Eu sinto que apesar de saber que eu sou um homem, viado, quando eu me monto, tenho uma relação diferente com o gênero, tanto na relação com as pessoas, como com a expectativa das pessoas em relação ao meu comportamento. Tem também a minha relação com a minha aparência. De dia, eu sou a pessoa mais largada, mas quando eu tô montada, se tiver um cíliozinho fora do lugar, eu já fico encucada. Então, muda sim a forma que me percebo.

E o que você acha sobre o gender queer?

Eu não gosto do uso do gender queer como um termo guarda-chuva ou como uma identidade, sabe? Porque a ideia de queer surge nos Estados Unidos em um período histórico muito específico e ela trata, acima de tudo, de uma possibilidade, de que a gente poder ser tudo. Agora, trazer esse termo para o Brasil de 2016 é meio merda, porque a gente tem ainda necessidades tão básicas em relação aos direitos de cidadania de pessoas trans, por exemplo. Então, se a gente usa o gender queer pra englobar tudo o que existe de diferente do padrão, a gente vai apagando as lutas, primeiro dos que estão mais embaixo. Então, nesse momento, acho que a gente ainda precisa diferenciar as identidades.

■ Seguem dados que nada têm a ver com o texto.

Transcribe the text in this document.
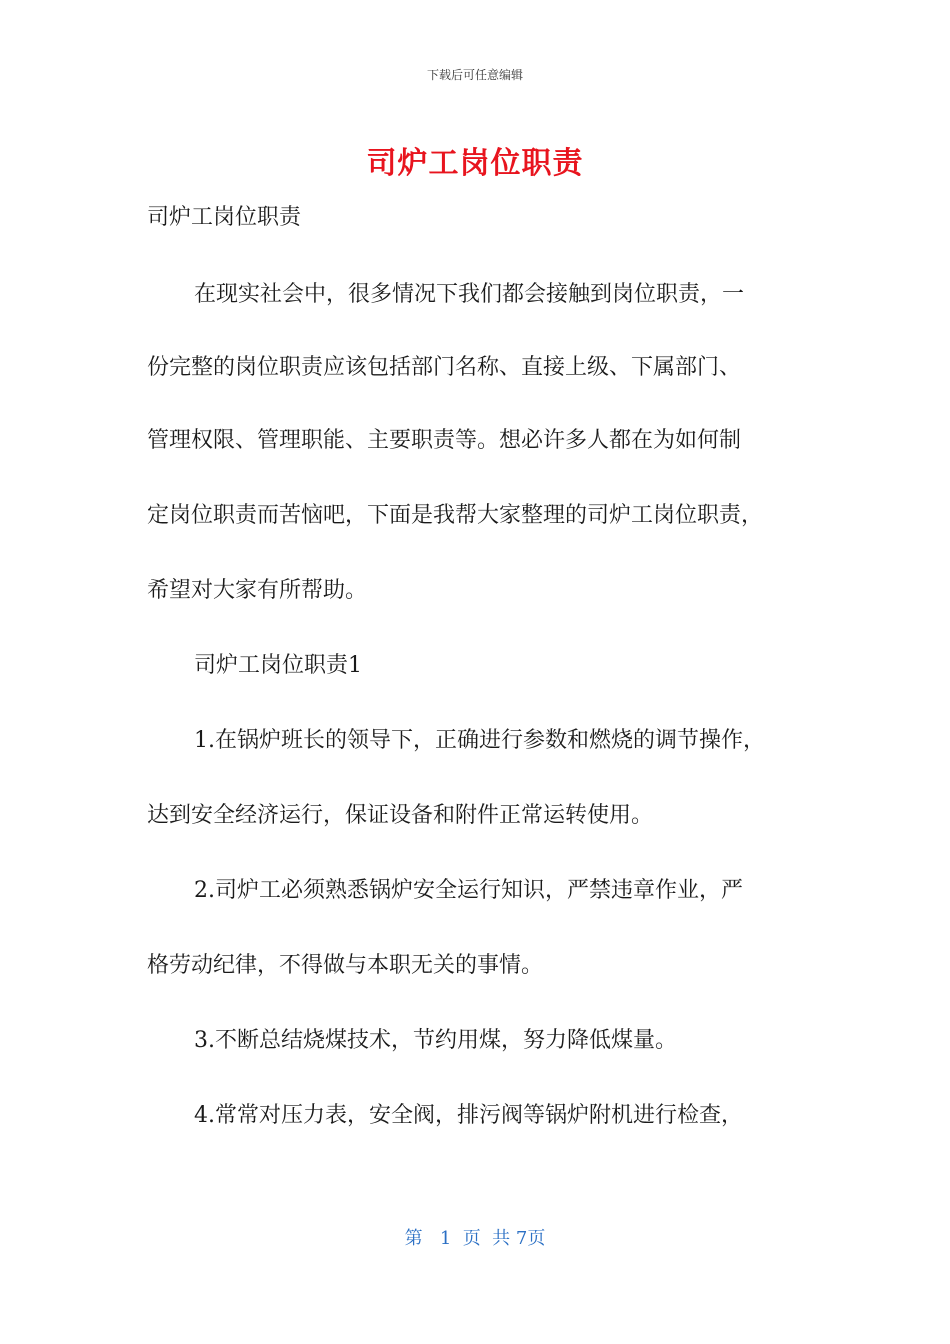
下载后可任意编辑
司炉工岗位职责
司炉工岗位职责
在现实社会中，很多情况下我们都会接触到岗位职责，一
份完整的岗位职责应该包括部门名称、直接上级、下属部门、
管理权限、管理职能、主要职责等。想必许多人都在为如何制
定岗位职责而苦恼吧，下面是我帮大家整理的司炉工岗位职责，
希望对大家有所帮助。
司炉工岗位职责1
1.在锅炉班长的领导下，正确进行参数和燃烧的调节操作，
达到安全经济运行，保证设备和附件正常运转使用。
2.司炉工必须熟悉锅炉安全运行知识，严禁违章作业，严
格劳动纪律，不得做与本职无关的事情。
3.不断总结烧煤技术，节约用煤，努力降低煤量。
4.常常对压力表，安全阀，排污阀等锅炉附机进行检查，
第   1  页  共 7页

Já que você tocou nesse assunto. Você poderia me ajudar a fazer essa distinção?

Eu fazia muito isso com uma amiga minha, a Leonarda Glück, que é uma atriz trans, e a gente já fez algumas intervenções na rua pra explicar isso pras pessoas. Vou tentar ser sucinta: Travesti e transexual depende do que a pessoa vai dizer que é, porque aqui no Brasil a gente tem essa identidade de travesti que tem uma força histórica gigantesca. Vem das pessoas que começaram a aparecer e que não eram vistas nem como homens e nem como mulheres. Depois, muita gente começou a usar o “transexual”, que é um termo mais polido e bem visto dentro da academia. Mas ainda há muitas pessoas que optam por falar “eu sou travesti”, para se ligar a essa história das travas que estão lutando desde muito tempo.

Agora, ser drag queen tem mais a ver com uma performatividade, é quando uma pessoa quer viver outro gênero, ou outra vida mesmo, de um jeito temporário. Então, eu acho que é um estado de passagem. Você constrói aquilo por um momento. É como se fosse aquela mandala dos monges tibetanos, que eles passam o ano inteiro montando uma mandala e, uma hora, eles destroem. A drag queen faz isso, ela passa horas construindo uma imagem de si mesma e, depois, ela mesma destrói e retoma.

Transformista, assim como a diferença de travesti e transexual, também tem uma ligação com uma identificação política, pra mim. Por exemplo, lá em Salvador, as bichas não gostam que chamem elas de drag queen, elas gostam que chamem de transformista. Porque até tem um movimento de sindicalização da profissão de transformista e de ligação histórica com esses espaços que estão lá, há muitos anos, recebendo os shows. E, se a gente pensar, drag queen é um termo que começou a ser usado só nos anos 90, na época do “Priscila, rainha do deserto”. Mas as transformistas já estavam por aqui há muito tempo.

Você tem uma drag mãe?

Na verdade não, mas eu tenho muitas filhas. Como eu ministrava oficinas de drag queen, então, muita gente acabou saindo de lá. Eu já fiz umas três edições em Curitiba, algumas em Floripa, fiz no Rio, em São Paulo, em Natal. É um encontro de quatro dias, onde eu ensino algumas técnicas e levo um bocado de história. No último dia, levo as meninas para fazer um show, geralmente em alguma festa que tenha abertura pra fazer. E, se não passou pela oficina, passou pelas minhas festas.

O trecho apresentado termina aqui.